1 In the notices of deficiency for each of the years at issue, respondent determined that petitioners were liable for civil fraud penalties pursuant to sec. 6663, or in the alternative, accuracy-related penalties pursuant to sec. 6662. At trial, respondent abandoned the imposition of civil fraud penalties.

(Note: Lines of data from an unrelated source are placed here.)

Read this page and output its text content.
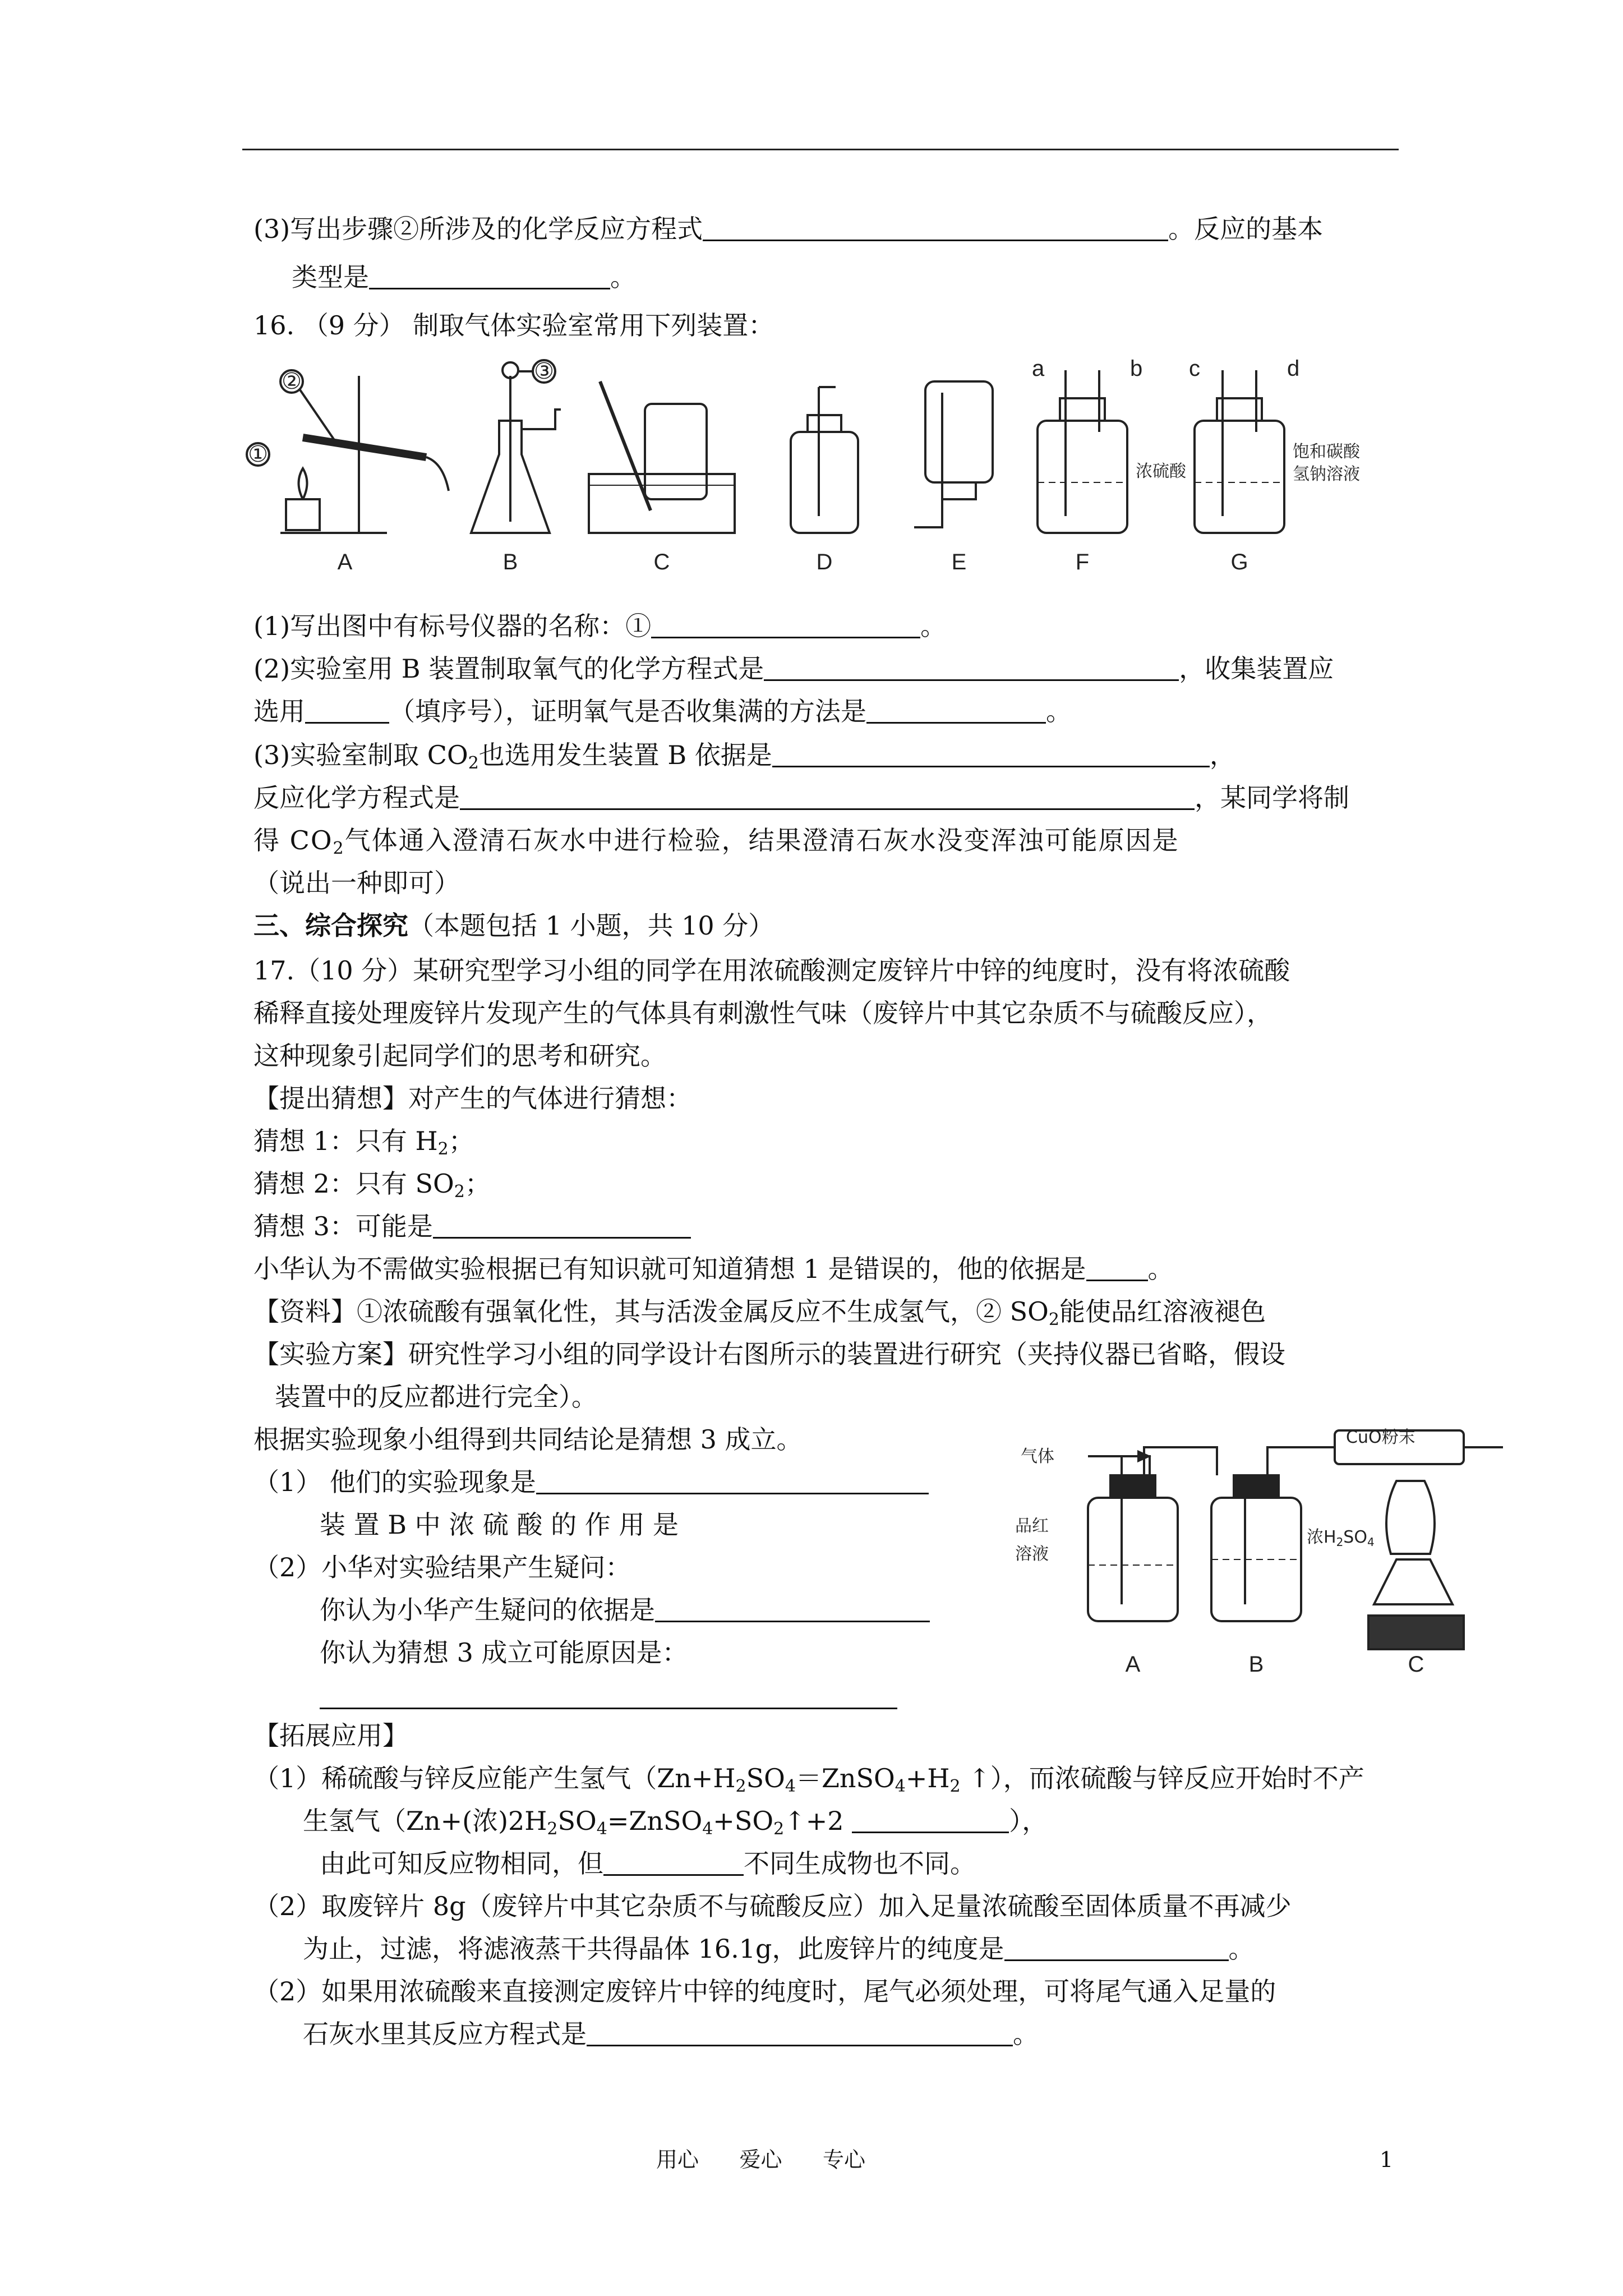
(3)写出步骤②所涉及的化学反应方程式	。反应的基本
类型是	。
16. （9 分） 制取气体实验室常用下列装置：
①
②	③	a	b c	d
浓硫酸
饱和碳酸
氢钠溶液
A	B	C	D	E	F	G
(1)写出图中有标号仪器的名称：①	。
(2)实验室用 B 装置制取氧气的化学方程式是	，收集装置应
选用	（填序号），证明氧气是否收集满的方法是	。
(3)实验室制取 $CO_2$也选用发生装置 B 依据是	，
反应化学方程式是	，某同学将制
得 $CO_2$气体通入澄清石灰水中进行检验，结果澄清石灰水没变浑浊可能原因是
（说出一种即可）
三、综合探究（本题包括 1 小题，共 10 分）
17.（10 分）某研究型学习小组的同学在用浓硫酸测定废锌片中锌的纯度时，没有将浓硫酸
稀释直接处理废锌片发现产生的气体具有刺激性气味（废锌片中其它杂质不与硫酸反应），
这种现象引起同学们的思考和研究。
【提出猜想】对产生的气体进行猜想：
猜想 1：只有 $H_2$；
猜想 2：只有 $SO_2$；
猜想 3：可能是
小华认为不需做实验根据已有知识就可知道猜想 1 是错误的，他的依据是 。
【资料】①浓硫酸有强氧化性，其与活泼金属反应不生成氢气，② $SO_2$能使品红溶液褪色
【实验方案】研究性学习小组的同学设计右图所示的装置进行研究（夹持仪器已省略，假设
装置中的反应都进行完全）。
根据实验现象小组得到共同结论是猜想 3 成立。
（1） 他们的实验现象是
装 置 B 中 浓 硫 酸 的 作 用 是
（2）小华对实验结果产生疑问：
你认为小华产生疑问的依据是
你认为猜想 3 成立可能原因是：
气体
CuO粉末
品红
溶液
浓$H_2SO_4$
A	B	C
【拓展应用】
（1）稀硫酸与锌反应能产生氢气（$Zn+H_2SO_4=ZnSO_4+H_2$ ↑），而浓硫酸与锌反应开始时不产
生氢气（Zn+(浓)$2H_2SO_4=ZnSO_4+SO_2↑+2$	），
由此可知反应物相同，但	不同生成物也不同。
（2）取废锌片 8g（废锌片中其它杂质不与硫酸反应）加入足量浓硫酸至固体质量不再减少
为止，过滤，将滤液蒸干共得晶体 16.1g，此废锌片的纯度是	。
（2）如果用浓硫酸来直接测定废锌片中锌的纯度时，尾气必须处理，可将尾气通入足量的
石灰水里其反应方程式是	。
用心      爱心      专心	1
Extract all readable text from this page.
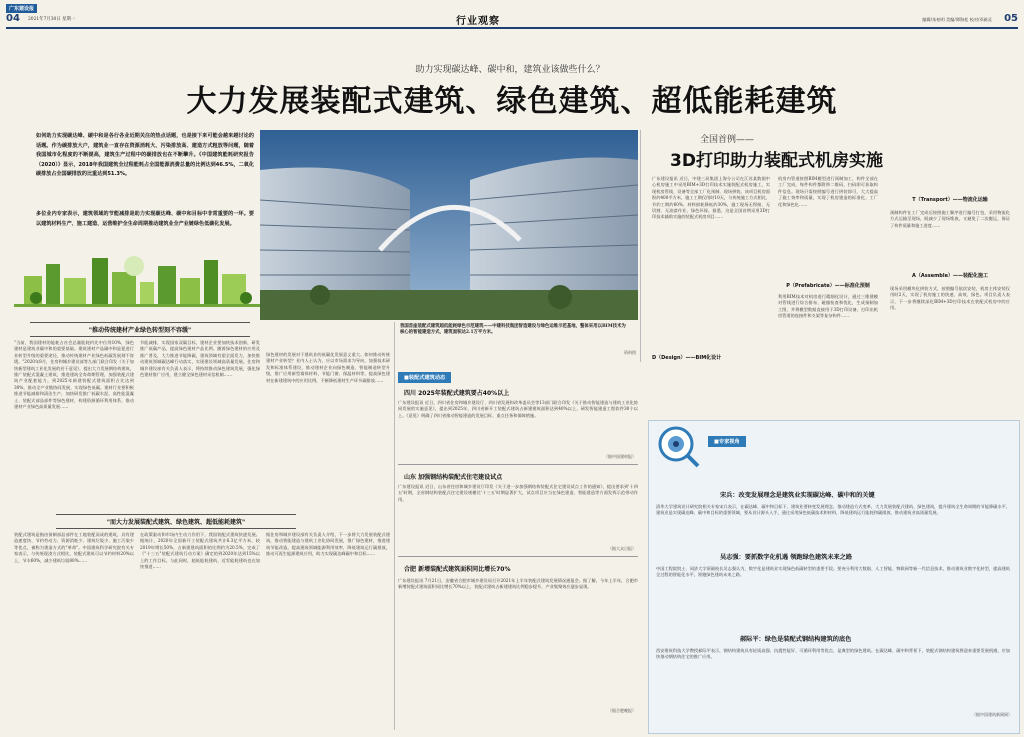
广东建设报
04 2021年7月30日 星期一	行业观察	编辑/朱柏明 美编/谭海松 校对/邓新灵 05
助力实现碳达峰、碳中和，建筑业该做些什么？
大力发展装配式建筑、绿色建筑、超低能耗建筑
如何助力实现碳达峰、碳中和是各行各业近期关注的热点话题，也是接下来可能会越来越讨论的话题。作为碳排放大户，建筑业一直存在资源消耗大、污染排放高、建造方式粗放等问题，随着我国城市化程度的不断提高，建筑生产过程中的碳排放也在不断攀升。《中国建筑能耗研究报告（2020）》显示，2018年我国建筑全过程能耗占全国能源消费总量的比例达到46.5%，二氧化碳排放占全国碳排放的比重达到51.3%。
多位业内专家表示，建筑领域的节能减排是助力实现碳达峰、碳中和目标中非常重要的一环。要以建筑材料生产、施工建造、运营维护全生命周期推动建筑业全产业链绿色低碳化发展。
我国首座装配式建筑超低能耗绿色示范建筑——中建科技集团智造建设与绿色运维示范基地，整体采用以BIM技术为核心的智能建造方式，建筑面积达2.1万平方米。
资料图
"推动传统建材产业绿色转型刻不容缓"
"当前，我国建材的能耗占社会总量能耗约比中位列10%，绿色建材是建筑业碳中和的重要基础。建筑建材产品碳中和是促进行业转型升级的重要途径，推动传统建材产业绿色低碳发展刻不容缓。"2020年8月，住房和城乡建设部等九部门联合印发《关于加快新型建筑工业化发展的若干意见》，提出大力发展钢结构建筑，推广装配式混凝土建筑，推进建筑全寿命期管理，加强装配式建筑产业配套能力，到2025年新建装配式建筑面积占比达到30%，推动全产业链协同发展，实现绿色低碳。建材行业要积极推进节能减排和清洁生产，加快研发推广低碳水泥、高性能混凝土、装配式部品部件等绿色建材，构建资源循环利用体系，推动建材产业绿色高质量发展……
节能减排，实现国家双碳目标，建材企业要加快技术创新，研发推广低碳产品，提高绿色建材产品比例。随着绿色建材的应用及推广普及，大力推进节能降碳，建筑领域有望全面发力，加快推动建筑领域碳达峰行动落实，实现建设领域高质量发展。住房和城乡建设部有关负责人表示，将持续推动绿色建筑发展，强化绿色建材推广应用，建立健全绿色建材采信机制……
绿色建材的发展对于建筑业的低碳化发展意义重大。如何推动传统建材产业转型？业内人士认为，应以市场需求为导向，加强技术研发和标准体系建设，推动建材企业向绿色制造、智能制造转型升级，推广应用新型墙体材料、节能门窗、保温材料等，提高绿色建材在新建建筑中的应用比例，不断降低建材生产环节碳排放……
"而大力发展装配式建筑、绿色建筑、超低能耗建筑"
装配式建筑是指由预制部品部件在工地装配而成的建筑，具有建造速度快、节约劳动力、资源消耗少、建筑垃圾少、施工污染少等优点，被称为建造方式的"革命"。中国建筑科学研究院有关专家表示，与传统现浇方式相比，装配式建筑可以节约材料20%以上，节水60%，减少建筑垃圾80%……
在政策驱动和市场内生动力作用下，我国装配式建筑快速发展。据统计，2020年全国新开工装配式建筑共计6.3亿平方米，较2019年增长50%，占新建建筑面积的比例约为20.5%，完成了《"十三五"装配式建筑行动方案》确定的到2020年达到15%以上的工作目标。与此同时，超低能耗建筑、近零能耗建筑也在加快推进……
据住房和城乡建设部有关负责人介绍，下一步将大力发展装配式建筑，推动智能建造与建筑工业化协同发展，推广绿色建材，推进建筑节能改造，提高建筑领域能源利用效率，降低建筑运行碳排放，推动可再生能源建筑应用，助力实现碳达峰碳中和目标……
■装配式建筑动态
四川 2025年装配式建筑要占40%以上
广东建设报讯 近日，四川省住房和城乡建设厅、四川省发展和改革委员会等13部门联合印发《关于推动智能建造与建筑工业化协同发展的实施意见》，提出到2025年，四川省新开工装配式建筑占新建建筑面积达到40%以上，研发智能建造工程软件30个以上。《意见》明确了四川省推动智能建造的发展目标、重点任务和保障措施。
（据中国建材报）
山东 加强钢结构装配式住宅建设试点
广东建设报讯 近日，山东省住房和城乡建设厅印发《关于进一步加强钢结构装配式住宅建设试点工作的通知》，提出要求到'十四五'时期，全省钢结构装配式住宅建设规模比'十三五'时期显著扩大，试点项目应当在绿色建造、智能建造等方面发挥示范带动作用。
（据大众日报）
合肥 新增装配式建筑面积同比增长70%
广东建设报讯 7月21日，安徽省合肥市城乡建设局召开2021年上半年装配式建筑发展情况通报会。据了解，今年上半年，合肥市新增装配式建筑面积同比增长70%以上，装配式建筑占新建建筑比例稳步提升，产业集聚效应逐步显现。
（据合肥晚报）
全国首例——
3D打印助力装配式机房实施
广东建设报讯 近日，中建三局集团上海分公司在江苏某数据中心机房施工中采用BIM+3D打印技术实施装配式机房施工，实现机房管线、设备等全部工厂化预制、现场拼装。该项目机房面积约400平方米，施工工期仅用时10天，与传统施工方式相比，节约工期约60%，材料损耗降低约30%，施工现场无焊接、无切割、无油漆作业，绿色环保。据悉，这是全国首例采用3D打印技术辅助实施的装配式机房项目……
机房内管道按照BIM模型进行预制加工，构件全部在工厂完成，每件构件都附带二维码，扫码即可获取构件信息。现场只需按照编号进行拼装即可，大大提高了施工效率和质量，实现了机房建造的标准化、工厂化和绿色化……
P（Prefabricate）——标准化预制
利用BIM技术对机房进行精细化设计，通过三维建模对管线进行综合排布、碰撞检查和优化，生成预制加工图，并将模型数据直接用于3D打印设备，打印出机房管道的连接件和支架等复杂构件……
D（Design）——BIM化设计
T（Transport）——物流化运输
预制构件在工厂完成后按照施工顺序进行编号打包，采用物流化方式运输至现场，既减少了现场堆放，又避免了二次搬运，保证了构件质量和施工进度……
A（Assemble）——装配化施工
现场采用模块化拼装方式，按照编号依次安装，机房主体安装仅用时2天，实现了机房施工的快速、高效、绿色。项目负责人表示，下一步将继续深化BIM+3D打印技术在装配式机房中的应用。
■专家视角
宋兵：改变发展理念是建筑业实现碳达峰、碳中和的关键
清华大学建筑设计研究院相关专家宋兵表示，在碳达峰、碳中和目标下，建筑业要转变发展理念，推动建造方式变革，大力发展装配式建筑、绿色建筑，提升建筑全生命周期的节能降碳水平。建筑业是实现碳达峰、碳中和目标的重要领域，要从设计源头入手，通过采用绿色低碳技术和材料，降低建筑运行能耗和碳排放，推动建筑业高质量发展。
吴志强：要抓数字化机遇 领跑绿色建筑未来之路
中国工程院院士、同济大学原副校长吴志强认为，数字化是建筑业实现绿色低碳转型的重要手段。要充分利用大数据、人工智能、物联网等新一代信息技术，推动建筑业数字化转型，提高建筑全过程的智能化水平，领跑绿色建筑未来之路。
郝际平：绿色是装配式钢结构建筑的底色
西安建筑科技大学教授郝际平表示，钢结构建筑具有轻质高强、抗震性能好、可循环利用等优点，是典型的绿色建筑。在碳达峰、碳中和背景下，装配式钢结构建筑将迎来重要发展机遇，应加快推动钢结构住宅的推广应用。
（据中国建筑新闻网）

The Tax Court is authorized under section 6673(a)(1) to require the taxpayer to pay to the United States a penalty not in excess of $25,000 when it appears to the Court that the taxpayer's position in the proceeding is frivolous or groundless. Petitioners' position, based on stale and meritless contentions, is manifestly frivolous and groundless, and their action has resulted in the waste of limited judicial and administrative resources. Previously, on its own motion, this Court has awarded damages to the United States under section 6673 where the taxpayer advanced frivolous and groundless contentions similar to those advanced by petitioners. See Abrams v. Commissioner, supra at 408-413. Although we do not now impose a penalty under section 6673(a)(1), we caution petitioners that if they continue to advance such arguments to this Court, they will invite such penalties in the future.
To reflect the foregoing and a concession by the respondent,
Decision will be entered under Rule 155.